As a historical anthropologist, ultimately, I do not find the analytical tools Ahmed presents as alternatives to be compelling enough to apply in my own scholarship when compared to the kinds of interventions anthropologists of Islam have made and are making, including revisiting and recuperating philology, one of Ahmed’s themes. What is Islam? may speak to scholars differently depending on our disciplinary location but in my view the book’s virtues are distinct from Ahmed’s ambitions for it as its author. I benefitted tremendously from Ahmed’s generative work and his many lucid insights; many of my favorite parts of the book are quietly hidden in the footnotes, such as his sharp reading of an elliptical Punjabi joke or his detailed argument with a particular interlocutor and these are the parts I will likely cite again and again.
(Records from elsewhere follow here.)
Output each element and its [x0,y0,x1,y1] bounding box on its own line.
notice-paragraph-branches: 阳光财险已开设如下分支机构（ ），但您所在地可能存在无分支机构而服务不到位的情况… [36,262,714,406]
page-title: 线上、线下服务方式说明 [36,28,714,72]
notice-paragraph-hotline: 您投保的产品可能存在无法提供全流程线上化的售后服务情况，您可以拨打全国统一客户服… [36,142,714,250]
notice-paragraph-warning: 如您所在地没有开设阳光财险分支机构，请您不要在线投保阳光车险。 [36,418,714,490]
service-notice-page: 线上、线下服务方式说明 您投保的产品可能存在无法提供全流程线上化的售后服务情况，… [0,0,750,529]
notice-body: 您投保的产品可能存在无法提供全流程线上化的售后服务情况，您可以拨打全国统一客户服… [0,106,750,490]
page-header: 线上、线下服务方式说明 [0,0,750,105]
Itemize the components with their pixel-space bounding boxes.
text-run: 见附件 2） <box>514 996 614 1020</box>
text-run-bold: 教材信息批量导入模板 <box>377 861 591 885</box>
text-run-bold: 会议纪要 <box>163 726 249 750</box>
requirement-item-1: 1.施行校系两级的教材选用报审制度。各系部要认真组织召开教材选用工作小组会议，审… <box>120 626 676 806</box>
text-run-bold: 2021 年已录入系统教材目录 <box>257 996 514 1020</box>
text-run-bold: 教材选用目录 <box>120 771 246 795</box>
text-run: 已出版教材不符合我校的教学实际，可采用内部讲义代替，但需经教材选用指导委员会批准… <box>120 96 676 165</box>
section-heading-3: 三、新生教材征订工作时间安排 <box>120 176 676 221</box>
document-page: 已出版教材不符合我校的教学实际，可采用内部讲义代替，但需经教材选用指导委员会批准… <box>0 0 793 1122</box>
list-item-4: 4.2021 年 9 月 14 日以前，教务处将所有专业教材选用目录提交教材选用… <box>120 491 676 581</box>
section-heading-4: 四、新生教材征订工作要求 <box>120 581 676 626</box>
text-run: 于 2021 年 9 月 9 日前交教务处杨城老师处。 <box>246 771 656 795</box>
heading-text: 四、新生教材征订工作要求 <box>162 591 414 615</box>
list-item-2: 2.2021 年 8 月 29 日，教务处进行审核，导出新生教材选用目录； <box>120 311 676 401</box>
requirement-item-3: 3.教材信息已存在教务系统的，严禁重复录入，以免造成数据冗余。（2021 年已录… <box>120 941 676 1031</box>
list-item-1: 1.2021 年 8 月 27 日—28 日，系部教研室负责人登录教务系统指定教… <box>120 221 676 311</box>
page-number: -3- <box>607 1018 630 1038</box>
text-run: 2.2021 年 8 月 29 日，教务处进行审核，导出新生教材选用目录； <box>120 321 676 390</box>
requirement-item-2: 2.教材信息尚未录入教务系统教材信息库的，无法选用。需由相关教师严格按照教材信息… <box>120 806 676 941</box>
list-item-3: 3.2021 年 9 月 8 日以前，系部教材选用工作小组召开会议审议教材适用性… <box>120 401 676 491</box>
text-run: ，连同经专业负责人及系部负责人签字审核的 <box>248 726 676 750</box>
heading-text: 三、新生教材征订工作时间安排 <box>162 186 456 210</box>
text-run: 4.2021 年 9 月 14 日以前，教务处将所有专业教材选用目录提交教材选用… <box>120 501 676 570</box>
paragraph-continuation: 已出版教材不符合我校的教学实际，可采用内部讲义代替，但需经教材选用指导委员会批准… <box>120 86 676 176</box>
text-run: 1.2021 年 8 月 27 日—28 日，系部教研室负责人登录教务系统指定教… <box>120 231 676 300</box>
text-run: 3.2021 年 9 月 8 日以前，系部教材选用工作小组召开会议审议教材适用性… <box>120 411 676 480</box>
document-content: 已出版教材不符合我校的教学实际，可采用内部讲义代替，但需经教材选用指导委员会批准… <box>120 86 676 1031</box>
These arguments focused on the specificities of his archive are likely to be overshadowed by the splashy, clunky theoretical argument of the book in which Ahmed distinguishes his conceptual tools from other theorists like Hans-Georg Gadamer, Wilfred Cantwell Smith, Talal Asad and many others. Still I left the book inspired, energized, and emboldened to think big, to take risks, and with renewed purpose to write with care about Islam.